Thursday, May 03, 2012

shock 2 - excursus on analytic philosophy and history

shock 2
    So far, I have followed a favorite method of mine: what you might call Bertrand Russell’s accidental contribution to historical science. Russell was as an ardent devotee of the cult of substitution. From the point of view of ideologiekritik, substitution is where philosophy in the 20th century absorbed the wisdom of the bourgeois political economists of the late  19th century - substitution taking over the function that was once held, by the classical economists, by a more naive form of competition and utility.  By invoking the substitution of goods, economists were able to incorporate the price system and technology without going back to the old classical economist's labor theory. And by invoking substitution, Russell could logicize mathematics without worrying about any nasty semantic residues.  What could be substituted could be equated: what couldn’t posed philosophical and logical questions that will shape our formal solutions (for instance, the introduction of type-token hierarchies).
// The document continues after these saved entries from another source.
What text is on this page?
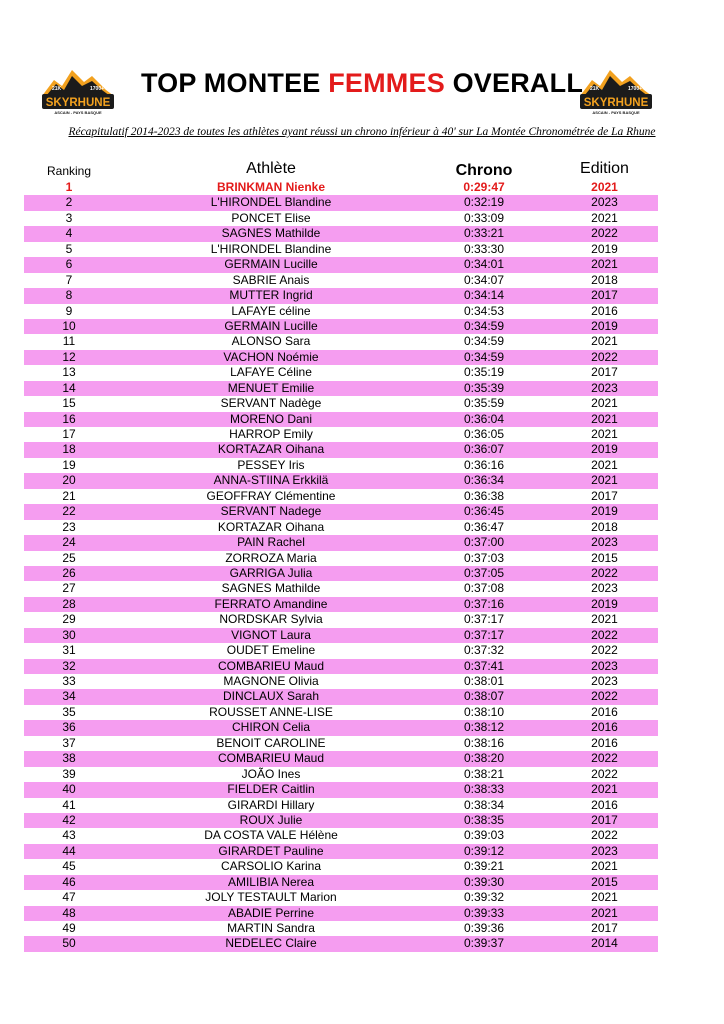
21K	1700+
SKYRHUNE
ASCAIN - PAYS BASQUE
21K	1700+
SKYRHUNE
ASCAIN - PAYS BASQUE
TOP MONTEE FEMMES OVERALL
Récapitulatif 2014-2023 de toutes les athlètes ayant réussi un chrono inférieur à 40' sur La Montée Chronométrée de La Rhune
Ranking	Athlète	Chrono	Edition
1	BRINKMAN Nienke	0:29:47	2021
2	L'HIRONDEL Blandine	0:32:19	2023
3	PONCET Elise	0:33:09	2021
4	SAGNES Mathilde	0:33:21	2022
5	L'HIRONDEL Blandine	0:33:30	2019
6	GERMAIN Lucille	0:34:01	2021
7	SABRIE Anais	0:34:07	2018
8	MUTTER Ingrid	0:34:14	2017
9	LAFAYE céline	0:34:53	2016
10	GERMAIN Lucille	0:34:59	2019
11	ALONSO Sara	0:34:59	2021
12	VACHON Noémie	0:34:59	2022
13	LAFAYE Céline	0:35:19	2017
14	MENUET Emilie	0:35:39	2023
15	SERVANT Nadège	0:35:59	2021
16	MORENO Dani	0:36:04	2021
17	HARROP Emily	0:36:05	2021
18	KORTAZAR Oihana	0:36:07	2019
19	PESSEY Iris	0:36:16	2021
20	ANNA-STIINA Erkkilä	0:36:34	2021
21	GEOFFRAY Clémentine	0:36:38	2017
22	SERVANT Nadege	0:36:45	2019
23	KORTAZAR Oihana	0:36:47	2018
24	PAIN Rachel	0:37:00	2023
25	ZORROZA Maria	0:37:03	2015
26	GARRIGA Julia	0:37:05	2022
27	SAGNES Mathilde	0:37:08	2023
28	FERRATO Amandine	0:37:16	2019
29	NORDSKAR Sylvia	0:37:17	2021
30	VIGNOT Laura	0:37:17	2022
31	OUDET Emeline	0:37:32	2022
32	COMBARIEU Maud	0:37:41	2023
33	MAGNONE Olivia	0:38:01	2023
34	DINCLAUX Sarah	0:38:07	2022
35	ROUSSET ANNE-LISE	0:38:10	2016
36	CHIRON Celia	0:38:12	2016
37	BENOIT CAROLINE	0:38:16	2016
38	COMBARIEU Maud	0:38:20	2022
39	JOÃO Ines	0:38:21	2022
40	FIELDER Caitlin	0:38:33	2021
41	GIRARDI Hillary	0:38:34	2016
42	ROUX Julie	0:38:35	2017
43	DA COSTA VALE Hélène	0:39:03	2022
44	GIRARDET Pauline	0:39:12	2023
45	CARSOLIO Karina	0:39:21	2021
46	AMILIBIA Nerea	0:39:30	2015
47	JOLY TESTAULT Marion	0:39:32	2021
48	ABADIE Perrine	0:39:33	2021
49	MARTIN Sandra	0:39:36	2017
50	NEDELEC Claire	0:39:37	2014
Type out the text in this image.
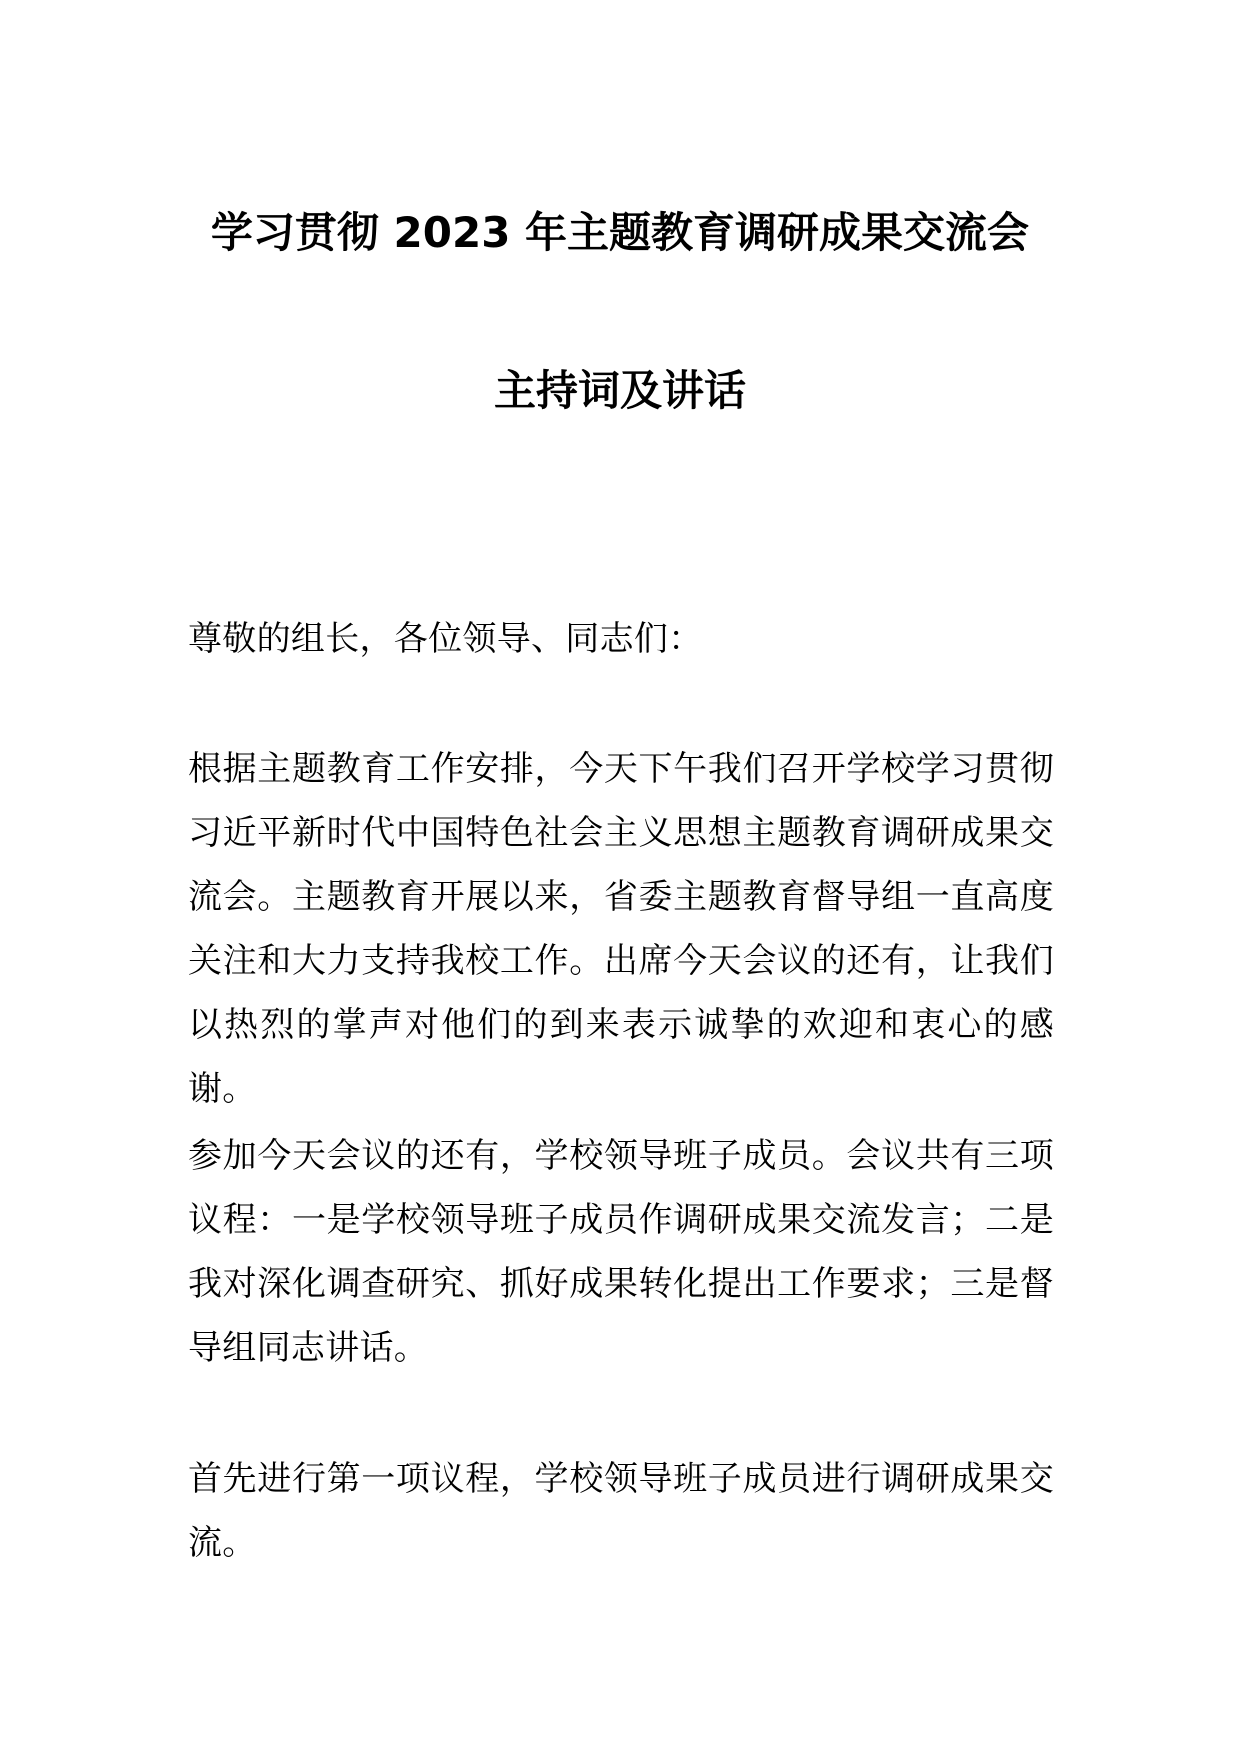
学习贯彻 2023 年主题教育调研成果交流会
主持词及讲话

尊敬的组长，各位领导、同志们：

根据主题教育工作安排，今天下午我们召开学校学习贯彻习近平新时代中国特色社会主义思想主题教育调研成果交流会。主题教育开展以来，省委主题教育督导组一直高度关注和大力支持我校工作。出席今天会议的还有，让我们以热烈的掌声对他们的到来表示诚挚的欢迎和衷心的感谢。

参加今天会议的还有，学校领导班子成员。会议共有三项议程：一是学校领导班子成员作调研成果交流发言；二是我对深化调查研究、抓好成果转化提出工作要求；三是督导组同志讲话。

首先进行第一项议程，学校领导班子成员进行调研成果交流。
The idea of substitution is so powerful that it remains, generally, out of the spotlight - no Being and Substitution treatise exists, as far as I know, in the philosophical canon. Substitution is our zero.

In the canonical instance of the author of waverly, King George IV (the face card is drawn from the mental pack, bringing us back, by a Tory reflex, to England) may believe that the Author of Waverly wrote Ivanhoe without believing that Walter Scott wrote Ivanhoe – since King George IV did not know that the anonymous author of Waverly was Walter Scott. We, however, do.  Our intellectual historical horizon can be defined, at least roughly, by the substitutions of descriptions that we can make, as much as our location in technology space is described by the substitutions we can make between tools.  
    To expand this beyond the propositional attitude: in the history of shock, we see a distinct difference between the ancient notion of numbing and coldness, and the modern moment of the blow and fire. The latter is hard to substitute for the former. And yet, the experience of Greek fisherman with the tornado puts us, looking back, in the position of saying that the Greeks were talking about shock; that is,if our own idea of shock is coherent.
    Etymologically, the numb is the secret sharer of shock.
    In a letter to Benjamin Franklin published in the Philosophical Transactions (1775), a John Walsh communicates an experiment made with the torpedo that proves that the fish does direct  its electric shocks – although without sparks. “Indeed, all our trials have been upon very feeble subjects, whose shock was seldom sensible beyond the touching finger.” What I want to point out here is that these are “shocks” – not a poison, or a numbing fluid. Although it is still not totally clear what a shock is, or at least how it is caused. The shocks and jolts tpo which insentient things are subject are merely rather sensational collisions, but the shock that the human body is subject to seems more mysterious and compelling. For what is true about the torpedo is true about us – we too have nerves. This is where the shocked present was bound to dwell.